Impairs et passe

Sauf si le Conseil constitutionnel venait à donner un avis contraire, le dopage, strictement interdit en sport, serait autorisé, et même encouragé, en politique sanitaire.

Le fameux passe du même nom, robuste produit dopant pour la vaccination, préconisé par le gouvernement pour ne pas se faire rattraper par le virus et ses variants, deviendra le 5 août quasiment obligatoire pour rester dans le peloton !

Indispensable, en tout cas, pour ne pas se retrouver largué parmi les attardés de la seringue. Ni être ainsi relégué, comme disent les éléments de langage de l’Elysée et de Matignon, dans ce mélange «de Français qui doutent sincèrement », de « gens qui racontent n’importe quoi » ou qui « en profitent pour des raisons politiques ».

En clair, dans le camp des gens qui redoutent les effets de la vaccination, mais aussi celui des antivax, des militants et des complotistes qui n’hésitent pas à arborer une étoile jaune tout en hurlant au «complot sioniste» ou à l’inoculation de la 5G. Dans celui aussi de gilets jaunes énervés qui combattent la « dictature », alors qu’en d’autres cortèges certains d’entre eux, il n’y a pas si longtemps, réclamaient un régime autoritaire, voire militaire, en se référant à Poutine ou à d’autres leaders pas franchement amis de la démocratie. Et, dans les mêmes défilés, des mélenchonistes ou des lepénistes descendus dans la rue pour voir ce qu’ils pourraient récupérer…
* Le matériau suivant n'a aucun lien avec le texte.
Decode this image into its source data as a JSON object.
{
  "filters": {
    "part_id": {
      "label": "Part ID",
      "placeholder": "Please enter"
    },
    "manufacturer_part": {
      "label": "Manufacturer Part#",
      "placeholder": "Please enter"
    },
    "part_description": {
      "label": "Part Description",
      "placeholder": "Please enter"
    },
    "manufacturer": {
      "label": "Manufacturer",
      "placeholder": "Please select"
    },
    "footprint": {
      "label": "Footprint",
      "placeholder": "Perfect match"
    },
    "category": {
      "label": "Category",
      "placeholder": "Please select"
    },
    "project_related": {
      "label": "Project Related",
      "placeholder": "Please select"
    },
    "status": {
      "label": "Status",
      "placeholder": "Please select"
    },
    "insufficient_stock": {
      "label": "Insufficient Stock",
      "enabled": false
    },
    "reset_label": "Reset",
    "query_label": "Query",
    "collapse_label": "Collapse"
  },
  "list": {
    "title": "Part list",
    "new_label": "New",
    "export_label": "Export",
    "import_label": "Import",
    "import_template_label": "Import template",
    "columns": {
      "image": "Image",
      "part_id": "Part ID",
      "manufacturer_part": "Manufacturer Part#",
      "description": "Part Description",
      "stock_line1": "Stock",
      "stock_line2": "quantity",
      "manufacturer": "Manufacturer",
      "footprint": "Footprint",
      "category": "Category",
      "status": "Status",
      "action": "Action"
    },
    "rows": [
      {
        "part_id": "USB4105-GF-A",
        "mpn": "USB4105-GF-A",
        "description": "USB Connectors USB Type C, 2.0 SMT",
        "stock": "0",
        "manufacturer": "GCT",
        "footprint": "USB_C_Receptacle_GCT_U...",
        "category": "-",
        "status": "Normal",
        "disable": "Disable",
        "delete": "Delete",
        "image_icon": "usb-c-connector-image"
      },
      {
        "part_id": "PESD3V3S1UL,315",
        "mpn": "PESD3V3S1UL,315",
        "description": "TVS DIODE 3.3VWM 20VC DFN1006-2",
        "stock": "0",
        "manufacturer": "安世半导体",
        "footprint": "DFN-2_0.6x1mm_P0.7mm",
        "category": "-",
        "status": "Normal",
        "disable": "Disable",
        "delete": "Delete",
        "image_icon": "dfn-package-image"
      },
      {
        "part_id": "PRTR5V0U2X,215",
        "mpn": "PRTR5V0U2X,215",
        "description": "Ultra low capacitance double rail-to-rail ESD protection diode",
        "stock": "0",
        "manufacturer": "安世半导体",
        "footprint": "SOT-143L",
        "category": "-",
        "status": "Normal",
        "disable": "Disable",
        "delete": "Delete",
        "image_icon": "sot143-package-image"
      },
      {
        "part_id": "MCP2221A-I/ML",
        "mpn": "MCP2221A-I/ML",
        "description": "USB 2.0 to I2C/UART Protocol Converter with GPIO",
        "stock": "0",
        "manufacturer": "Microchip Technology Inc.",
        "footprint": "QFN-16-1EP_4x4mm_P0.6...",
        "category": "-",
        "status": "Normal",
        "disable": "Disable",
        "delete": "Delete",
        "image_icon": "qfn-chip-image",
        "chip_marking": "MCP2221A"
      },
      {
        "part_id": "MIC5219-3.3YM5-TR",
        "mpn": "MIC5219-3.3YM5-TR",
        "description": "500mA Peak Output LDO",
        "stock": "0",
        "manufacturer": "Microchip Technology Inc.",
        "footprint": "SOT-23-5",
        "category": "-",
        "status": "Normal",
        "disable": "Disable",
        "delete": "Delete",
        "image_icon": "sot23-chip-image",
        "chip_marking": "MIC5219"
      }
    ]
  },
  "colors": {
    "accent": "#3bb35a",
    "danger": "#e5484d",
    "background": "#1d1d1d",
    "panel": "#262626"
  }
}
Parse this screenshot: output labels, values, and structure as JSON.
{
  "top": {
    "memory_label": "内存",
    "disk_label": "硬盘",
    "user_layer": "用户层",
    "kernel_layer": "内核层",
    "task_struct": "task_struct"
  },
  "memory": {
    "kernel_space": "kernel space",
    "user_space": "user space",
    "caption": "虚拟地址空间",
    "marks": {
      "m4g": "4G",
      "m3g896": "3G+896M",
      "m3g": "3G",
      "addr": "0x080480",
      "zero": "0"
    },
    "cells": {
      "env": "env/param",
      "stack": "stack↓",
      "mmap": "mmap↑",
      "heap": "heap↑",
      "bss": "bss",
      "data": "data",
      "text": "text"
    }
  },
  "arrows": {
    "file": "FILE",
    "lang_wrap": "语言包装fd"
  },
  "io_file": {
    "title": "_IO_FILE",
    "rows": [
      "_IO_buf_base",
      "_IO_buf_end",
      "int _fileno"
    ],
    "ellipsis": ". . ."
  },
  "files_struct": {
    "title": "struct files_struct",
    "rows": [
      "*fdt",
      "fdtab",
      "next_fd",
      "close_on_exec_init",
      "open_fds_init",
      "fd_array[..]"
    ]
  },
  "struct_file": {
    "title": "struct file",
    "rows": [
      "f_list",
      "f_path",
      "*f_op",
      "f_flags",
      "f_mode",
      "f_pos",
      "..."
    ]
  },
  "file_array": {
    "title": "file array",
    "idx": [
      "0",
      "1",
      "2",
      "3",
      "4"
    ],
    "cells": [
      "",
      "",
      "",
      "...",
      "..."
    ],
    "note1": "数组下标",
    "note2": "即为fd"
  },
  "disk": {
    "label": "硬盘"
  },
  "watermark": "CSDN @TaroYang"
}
Ces cortèges pour le moins hétéroclites, dont le seul ciment semble être une virulente opposition à Macron, comptaient 161 000 personnes samedi dernier. Ils relèvent des effets secondaires du produit dopant. Des effets qui ont tendance à s’étendre, puisque ces manifestants n’étaient que 110 000 le samedi précédent.

Certes, l’exécutif a beau jeu de tancer l’« égoïsme » ou l’« irresponsabilité » de ceux qui, au nom de leur propre liberté, retardent l’immunité collective. Beau jeu aussi de marginaliser dans l’opinion ce qu’il nomme cette «infime minorité » et de compter sur les outrances et les dérapages des uns pour ramener les autres vers les centres de vaccination. Courir le risque d’être assimilé à un fan de Francis Lalanne peut constituer une bonne incitation à la vaccination.

Pour autant, parler de liberté à propos de passe sanitaire n’est pas un gros mot. De couvre-feu en confinement, d’autorisation de déplacement en passe sanitaire, au fil de la pandémie qui n’en finit pas de sévir depuis plus d’un an et demi, ce n’est pas la première fois que les libertés individuelles sont mises à mal pour raisons sanitaires. Et, après tous ces précédents, devoir subir un contrôle pour simplement prendre un verre n’est évidemment pas anodin. Et ne plaît pas plus aux contrôleurs qu’aux contrôlés.

Mais, quand ces mesures sont perçues comme indispensables, elles sont évidemment recevables. Et les partis politiques, à l’exception des extrêmes droite et gauche, qui ont traîné les pieds, ne s’y sont pas trompés en acceptant avec plus ou moins de facilité ces mesures autoritaires d’incitation à la vaccination, même si elles empiètent sur les libertés. « A la minute où nous pourrons nous en passer, nous lèverons toutes les contraintes », a promis-juré le ministre de la Santé. Reste à souhaiter que la minute en question vienne avant la fin de la saison.

Le passe sanitaire, comme tous les produits dopants, mieux vaut ne pas en abuser trop longtemps.